I will soon be off to my last poster session here at NITOP (I’m sure snacks will be provided!) and am a bit sad to be done. However, I am also ready to be done so that I can go home and hopefully implement some of these ideas into my courses yet this semester. Attending these teaching conferences often makes me feel more energized and excited about new possibilities for my classroom. I know that my other colleagues feel the same way as well.
For anyone else that reads this and is a teacher of psychology (high school through university) I’d highly recommend NITOP. If you are in another field I hope you are as blessed as I am to have a National Institute for teaching for your discipline as well.
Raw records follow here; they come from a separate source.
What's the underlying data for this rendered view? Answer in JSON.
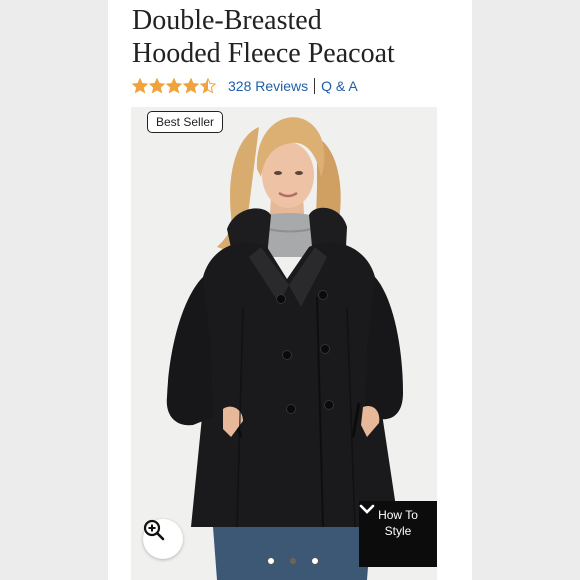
{
  "product": {
    "title_line1": "Double-Breasted",
    "title_line2": "Hooded Fleece Peacoat",
    "rating": 4.5,
    "max_rating": 5,
    "reviews_label": "328 Reviews",
    "qa_label": "Q & A"
  },
  "gallery": {
    "badge": "Best Seller",
    "how_to_line1": "How To",
    "how_to_line2": "Style",
    "image_count": 3,
    "active_index": 1,
    "icons": {
      "zoom": "zoom-in-icon",
      "chevron": "chevron-down-icon"
    }
  },
  "colors": {
    "star": "#f0a33c",
    "link": "#1f5fa8",
    "coat": "#1a1a1c",
    "turtleneck": "#a7a9ab",
    "hair": "#d8ac6f",
    "jeans": "#3d5875"
  }
}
It is well worth it!
January 3, 2010
I am writing from cold and cloudy St. Pete’s Beach Florida at the annual National Institute for Teaching of Psychology (NITOP). One would think that an early January getaway for Florida would be nice: sun, beach, water. But this year me and four of my department colleagues were met with clouds, cold, and even a frost warning in the Tampa Bay area. But don’t get me wrong, the conference is great, the weather has little to be desired except that it’s not as cold as home.
NITOP is a great conference for those of us who are dedicated to the teaching of psychology. I have wanted to attend this conference for several years, but it was quite cost prohibitive (nearly $450 for registration alone, not including air fare and hotel). But this year our department applied for a grant for faculty development and our college has graciously allowed us to attend this conference.
Today I attended a couple of very good sessions. One session will be of great use immediately. The session on examples and exercises for Statistics and Research Methods was fabulous and we all came away with a packet full of possible things to use in our courses.
The other interesting session was on Evolutionary psychology. This session was probably best for those that have little to no background in this newer field of psychology (like me). I must admit to not having much of an idea of what this field is about and have been reluctant to include any discussion of evolutionary theory in my courses because of my ignorance. But Michael Buss was a fantastic speaker and really made this very interesting field accessible. I think I will probably try to incorporate some of these ideas into a couple of my courses (general psych and possibly developmental during the discussion of genetics).
I also attended a couple of other sessions for those who are teaching introduction to psychology and using online social communities in the classroom. These I did not get as much from, but this is only because the speakers covered information that I was already aware of. These were likely good session for a person very new to teaching or who has little to no experience in using online social communities in the classroom.
Finally there was a poster session that was pretty good. Unfortunately by this time of day I was pretty tired and was not really in the mood to interact much with folks. I did pick up quite a few handouts and hopefully these will be useful for some of my own research interests, particularly the use of student response systems or ‘clickers’.
All in all a good first day. Next there is a reception with complementary nibbles and drinks and a dance with a DJ. I’m sort of interested to see how the dance goes.